Teen siblings and Texas natives, Stephen, Melanie, and Diana Muldrow decided to use their summer raising funds to fight human trafficking in the city of Houston. But instead of doing the more traditional bake sale or car wash, the Muldrows set their sights on organizing a benefit concert — and not just any concert, but a concert featuring world-class musicians at Jones Hall, home of the Houston Symphony.
Brett and I love their creativity — and the way they have worked hard to accomplish their goal. The concert, which they named Broken Cords, will be held at Jones Hall on August 29th, and will include acclaimed clarinetist Håkan Rosengren, concert pianists Rick Rowley, Caleb Harris, and Andrew Staupe, and violist Luke Fleming, a C.V. Starr Doctoral Fellow at the renowned Juilliard School in New York City.
This past week, the Christian teens were featured in the local newspaper — The Baytown Sun — with a great article on what they’re doing and why they’re doing it:
Teens work to end human trafficking
by Stacy Parent
Movies. Parties. Friends. These common teenage pastimes have not filled the days of three Highlands teenagers this summer.

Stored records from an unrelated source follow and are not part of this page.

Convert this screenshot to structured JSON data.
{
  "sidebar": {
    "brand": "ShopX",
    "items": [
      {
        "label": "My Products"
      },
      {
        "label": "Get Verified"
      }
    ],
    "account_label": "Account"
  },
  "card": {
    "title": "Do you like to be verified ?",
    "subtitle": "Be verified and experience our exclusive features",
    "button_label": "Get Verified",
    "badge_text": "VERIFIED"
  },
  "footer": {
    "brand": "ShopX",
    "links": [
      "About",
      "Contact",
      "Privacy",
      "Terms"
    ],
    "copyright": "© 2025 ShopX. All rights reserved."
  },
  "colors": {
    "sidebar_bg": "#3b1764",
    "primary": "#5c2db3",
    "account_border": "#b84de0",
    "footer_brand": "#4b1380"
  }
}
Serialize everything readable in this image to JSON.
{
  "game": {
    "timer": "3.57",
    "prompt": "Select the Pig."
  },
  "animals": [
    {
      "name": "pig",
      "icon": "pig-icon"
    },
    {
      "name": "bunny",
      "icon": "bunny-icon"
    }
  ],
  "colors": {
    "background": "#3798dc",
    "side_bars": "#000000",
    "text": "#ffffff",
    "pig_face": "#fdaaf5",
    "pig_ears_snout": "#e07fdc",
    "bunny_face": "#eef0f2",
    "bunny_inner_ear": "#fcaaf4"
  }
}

Rather, Stephen, Melanie and Dianna Muldrow have spent their time organizing a life-changing event.
Broken Cords, a benefit concert to raise awareness of human trafficking and modern-day slavery, will be held Aug. 29 at Jesse H. Jones Hall for the Performing Arts in downtown Houston’s theater district.
All proceeds from the concert will benefit Houston’s Coalition Against Human Trafficking.
The Muldrows were inspired to organize the concert after reading “Do Hard Things” by Alex and Brett Harris. The book encourages teenagers to rebel against low expectations.
“Teenagers are capable of a lot of stuff, but they don’t do a lot of stuff, mainly because people don’t expect them to,” Stephen Muldrow said. “We wanted to do something meaningful, something that had a purpose to it.”
The Muldrows decided to shed light on a cause close to their hearts — human rights.
If you live in the Houston area, make plans to be at the concert with your family and friends on August 29th. Tickets range from $25 to $75, and they have special discounts available for groups. All proceeds go to fighting modern-day slavery.
Even if you don’t live in the Houston area, take the time to think of people you know who do. Then give them a call, send them an email, or shoot them a text message and encourage them to attend and spread the word themselves.
Broken Cords is an effort worth getting behind — not only to end injustice, but also to show the world what God can do through teens who are willing to spend their summer doing more than just watching movies, shopping, and going to parties.